While omnichannel strategies have historically been associated with digital, print and TV, advertisers can no longer deny OTT a seat at the table.
This is the perfect example of how omnichannel strategies are evolving and why they’ll always be in play; advertisers big and small alike will always have new dots to connect.
For advertisers, these platforms offer an opportunity to reach a growing addressable audience with immersive experiences.
Still, the fact that spending surpassed $2b—all without the help of Netflix ads—points to a future ripe with OTT advertising.
For advertisers who’ve yet to dip their toes into OTT, it’s time to do so.
For those who have, it could be time to evolve. For example, those using a single platform, like the 3% who only invested in Discovery+, could be convinced to start mixing and matching, especially as platforms carve out their niches and differentiators.
Social Media Ads Aren’t as Important
In 2021, 82% of the US used social media.
For comparison, OTT will only reach about 43% of the population this year.
But despite their reach, social media channels could be losing some of their shine.
Although social media channels attracted more than $17b in buys from more than 75k advertisers through Q3, around 94% of these advertisers spent less than $100k. Just 3% of advertisers spent more than $500k.

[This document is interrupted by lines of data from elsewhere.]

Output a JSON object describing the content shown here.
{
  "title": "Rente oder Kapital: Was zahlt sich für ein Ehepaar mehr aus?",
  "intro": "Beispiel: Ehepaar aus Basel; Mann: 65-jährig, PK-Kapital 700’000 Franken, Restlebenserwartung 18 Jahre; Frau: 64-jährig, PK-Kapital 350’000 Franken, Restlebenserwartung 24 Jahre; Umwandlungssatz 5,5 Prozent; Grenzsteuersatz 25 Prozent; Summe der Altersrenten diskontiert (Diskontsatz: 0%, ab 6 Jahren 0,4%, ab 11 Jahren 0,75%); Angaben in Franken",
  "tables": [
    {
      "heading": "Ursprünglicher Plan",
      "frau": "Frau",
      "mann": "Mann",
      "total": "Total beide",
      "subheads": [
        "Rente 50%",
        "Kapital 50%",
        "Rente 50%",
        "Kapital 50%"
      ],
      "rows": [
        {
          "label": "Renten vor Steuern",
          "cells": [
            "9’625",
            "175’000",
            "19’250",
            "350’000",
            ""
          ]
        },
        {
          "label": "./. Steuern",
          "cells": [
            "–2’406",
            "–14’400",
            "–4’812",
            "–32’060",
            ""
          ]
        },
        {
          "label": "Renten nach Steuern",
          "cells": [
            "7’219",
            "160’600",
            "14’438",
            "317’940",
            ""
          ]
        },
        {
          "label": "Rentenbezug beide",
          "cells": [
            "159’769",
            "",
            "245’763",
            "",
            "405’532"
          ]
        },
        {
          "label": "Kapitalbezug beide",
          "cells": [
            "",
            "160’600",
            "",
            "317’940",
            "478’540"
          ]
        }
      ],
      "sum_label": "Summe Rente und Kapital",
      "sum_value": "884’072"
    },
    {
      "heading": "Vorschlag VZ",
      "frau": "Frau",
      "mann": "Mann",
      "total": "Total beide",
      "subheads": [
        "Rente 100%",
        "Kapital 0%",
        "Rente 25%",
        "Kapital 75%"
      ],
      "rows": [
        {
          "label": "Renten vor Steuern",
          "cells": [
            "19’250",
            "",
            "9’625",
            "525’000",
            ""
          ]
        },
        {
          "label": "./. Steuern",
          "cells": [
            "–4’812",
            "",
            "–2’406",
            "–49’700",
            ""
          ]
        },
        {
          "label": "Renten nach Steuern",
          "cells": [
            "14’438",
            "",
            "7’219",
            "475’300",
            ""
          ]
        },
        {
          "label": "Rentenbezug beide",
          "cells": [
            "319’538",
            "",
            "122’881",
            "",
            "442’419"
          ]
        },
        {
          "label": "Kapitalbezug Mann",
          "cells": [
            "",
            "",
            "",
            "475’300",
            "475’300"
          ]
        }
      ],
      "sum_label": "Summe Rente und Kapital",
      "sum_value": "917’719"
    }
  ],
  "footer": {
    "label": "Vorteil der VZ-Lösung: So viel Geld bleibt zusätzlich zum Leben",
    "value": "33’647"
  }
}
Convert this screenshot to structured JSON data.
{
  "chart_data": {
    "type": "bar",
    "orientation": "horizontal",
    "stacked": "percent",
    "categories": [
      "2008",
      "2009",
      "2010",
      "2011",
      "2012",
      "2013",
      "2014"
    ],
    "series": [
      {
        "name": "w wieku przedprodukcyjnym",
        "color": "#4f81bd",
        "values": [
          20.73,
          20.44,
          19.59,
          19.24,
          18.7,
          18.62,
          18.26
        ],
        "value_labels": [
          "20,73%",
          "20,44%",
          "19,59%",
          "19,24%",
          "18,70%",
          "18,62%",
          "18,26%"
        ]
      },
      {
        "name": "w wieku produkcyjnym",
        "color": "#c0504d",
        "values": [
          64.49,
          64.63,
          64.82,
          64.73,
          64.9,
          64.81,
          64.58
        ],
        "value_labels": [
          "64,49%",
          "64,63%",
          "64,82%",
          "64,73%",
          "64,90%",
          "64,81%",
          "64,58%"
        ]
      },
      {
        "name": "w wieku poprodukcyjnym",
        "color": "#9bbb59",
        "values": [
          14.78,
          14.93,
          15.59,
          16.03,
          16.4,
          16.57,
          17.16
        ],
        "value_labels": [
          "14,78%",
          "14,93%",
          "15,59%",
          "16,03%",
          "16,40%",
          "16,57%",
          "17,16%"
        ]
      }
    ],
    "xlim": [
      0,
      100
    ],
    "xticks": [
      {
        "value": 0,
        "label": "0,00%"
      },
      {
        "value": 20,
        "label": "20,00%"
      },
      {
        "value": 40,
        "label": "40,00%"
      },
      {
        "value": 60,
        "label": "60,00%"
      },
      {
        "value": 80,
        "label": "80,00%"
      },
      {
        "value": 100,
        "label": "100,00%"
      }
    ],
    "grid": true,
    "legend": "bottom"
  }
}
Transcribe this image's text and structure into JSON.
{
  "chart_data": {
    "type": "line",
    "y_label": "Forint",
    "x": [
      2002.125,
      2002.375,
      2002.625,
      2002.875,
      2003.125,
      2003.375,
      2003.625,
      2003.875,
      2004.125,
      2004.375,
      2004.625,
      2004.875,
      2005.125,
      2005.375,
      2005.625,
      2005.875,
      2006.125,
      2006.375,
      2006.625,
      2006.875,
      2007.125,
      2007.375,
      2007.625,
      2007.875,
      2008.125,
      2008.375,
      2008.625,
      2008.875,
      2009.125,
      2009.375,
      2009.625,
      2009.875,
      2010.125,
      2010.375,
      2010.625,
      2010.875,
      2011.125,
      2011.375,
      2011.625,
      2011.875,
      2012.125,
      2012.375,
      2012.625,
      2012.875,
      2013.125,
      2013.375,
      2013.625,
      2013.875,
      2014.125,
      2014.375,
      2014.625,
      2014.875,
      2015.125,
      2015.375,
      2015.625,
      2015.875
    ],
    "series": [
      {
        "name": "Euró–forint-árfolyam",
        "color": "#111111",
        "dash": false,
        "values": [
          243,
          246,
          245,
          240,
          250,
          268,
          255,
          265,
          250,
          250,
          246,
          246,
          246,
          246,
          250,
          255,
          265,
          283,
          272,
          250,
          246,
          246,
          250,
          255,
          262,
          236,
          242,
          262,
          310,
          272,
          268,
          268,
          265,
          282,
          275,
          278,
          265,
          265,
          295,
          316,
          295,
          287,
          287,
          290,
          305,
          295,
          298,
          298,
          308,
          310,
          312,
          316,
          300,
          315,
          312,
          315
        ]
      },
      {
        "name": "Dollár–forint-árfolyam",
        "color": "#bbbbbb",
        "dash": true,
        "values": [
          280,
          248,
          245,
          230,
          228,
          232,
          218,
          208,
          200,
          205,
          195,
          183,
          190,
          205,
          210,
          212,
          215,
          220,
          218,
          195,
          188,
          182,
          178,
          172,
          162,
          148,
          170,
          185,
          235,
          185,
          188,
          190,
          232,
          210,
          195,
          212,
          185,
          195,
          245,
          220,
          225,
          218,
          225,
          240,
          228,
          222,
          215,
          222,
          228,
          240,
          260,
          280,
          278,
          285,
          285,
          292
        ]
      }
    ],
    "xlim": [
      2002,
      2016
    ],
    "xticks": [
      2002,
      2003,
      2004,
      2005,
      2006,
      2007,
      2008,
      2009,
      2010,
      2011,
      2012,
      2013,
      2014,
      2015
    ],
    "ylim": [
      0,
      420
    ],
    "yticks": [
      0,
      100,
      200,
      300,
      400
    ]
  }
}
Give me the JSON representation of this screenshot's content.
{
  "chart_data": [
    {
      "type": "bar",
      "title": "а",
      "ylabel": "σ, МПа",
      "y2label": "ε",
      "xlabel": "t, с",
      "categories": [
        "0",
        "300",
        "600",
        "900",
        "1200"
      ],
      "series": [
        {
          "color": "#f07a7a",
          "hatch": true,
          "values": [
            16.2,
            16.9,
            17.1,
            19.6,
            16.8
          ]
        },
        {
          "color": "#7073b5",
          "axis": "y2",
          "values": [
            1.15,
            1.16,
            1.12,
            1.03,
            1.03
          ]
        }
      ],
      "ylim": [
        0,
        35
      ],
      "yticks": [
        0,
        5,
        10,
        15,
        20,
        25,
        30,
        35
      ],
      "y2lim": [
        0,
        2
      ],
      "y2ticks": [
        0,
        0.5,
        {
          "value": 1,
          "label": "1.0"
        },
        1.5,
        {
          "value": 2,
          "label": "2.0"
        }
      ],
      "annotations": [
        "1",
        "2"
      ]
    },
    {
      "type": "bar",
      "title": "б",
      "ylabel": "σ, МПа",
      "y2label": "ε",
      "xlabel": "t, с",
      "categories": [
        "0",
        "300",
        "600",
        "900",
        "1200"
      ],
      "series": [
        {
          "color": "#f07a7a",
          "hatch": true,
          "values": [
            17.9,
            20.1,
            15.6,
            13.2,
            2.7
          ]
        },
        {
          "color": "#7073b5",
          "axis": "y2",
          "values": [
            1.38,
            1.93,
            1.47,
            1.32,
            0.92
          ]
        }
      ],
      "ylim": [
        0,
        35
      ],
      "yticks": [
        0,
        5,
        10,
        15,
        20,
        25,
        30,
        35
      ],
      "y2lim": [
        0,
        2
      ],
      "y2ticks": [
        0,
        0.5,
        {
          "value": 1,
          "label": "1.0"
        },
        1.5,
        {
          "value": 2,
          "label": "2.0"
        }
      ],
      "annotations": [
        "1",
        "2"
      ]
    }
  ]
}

More telling of social’s fading status is this: Of the 71k advertisers who spent more than $100k, only 920 were exclusively sending their digital ad dollars to social media.
The reduced weight advertisers are putting on social media could point to the fact that they no longer see it as a critical cog.
That could change quickly, however.
While some social platforms are pivoting away from social commerce, younger generations are clearly open to buying via social media. In fact, 97% of Gen Z consumers said they use social media as their top source of shopping inspiration.
The reduced investment from Facebook, Instagram, TikTok and other social media players isn’t a sign that they don’t believe in social commerce.
Instead, it indicates that they know their strategies must change.
For example, Apple’s introduction of iOS 14 caused significant attribution challenges for Meta (Facebook’s parent company), given that it could no longer track iOS users outside of Facebook.
That said, as the social world reaffirms its commitment to commerce—TikTok recently released a commerce solution called Shopping Ads—ad dollars will follow.
Forward-thinking advertisers could see this as an opportunity to get ahead of a curve that may already be flattening.
Through Q3, 55k advertisers went exclusively with a social media strategy, collectively spending $1.7b.
New Year, New Definition of Omnichannel
As 2023 nears, ad strategies will start to take shape—and advertisers will build them based on what they learned from the year prior.
That means a hefty dose of digital and fewer traditional formats, although the latter remains in the picture.
Like in years past, the shift comes down to efficiency.
Moving forward, advertisers with smaller budgets won’t be able to afford—literally—the inefficiencies and performance mysteries that come with print and TV ads.
This is why 70% of the 263k advertisers invested exclusively in digital channels through Q3.
It’s also why just 19% of advertisers, including Paramount Builders, Tipsntrends, and Virginia Shower and Bath, were print exclusive.
The allocation was minimal, even for advertisers who did add traditional formats to their media mix.
For example, 1% of the advertisers had a digital and TV ad strategy, while 9% went with a digital-print mix.
It seems like the definition of omnichannel advertising as we know it—one that includes a mix of digital, print and TV—will be reserved for brands with deep pockets.
But that doesn’t mean omnichannel is dead. Far from it. The new definition—one that primarily connects the dots across digital—will be available to all. When selling to ad buyers, this will be crucial to keep in mind.
In 2023 and beyond, omnichannel advertising strategies will be more alive than ever.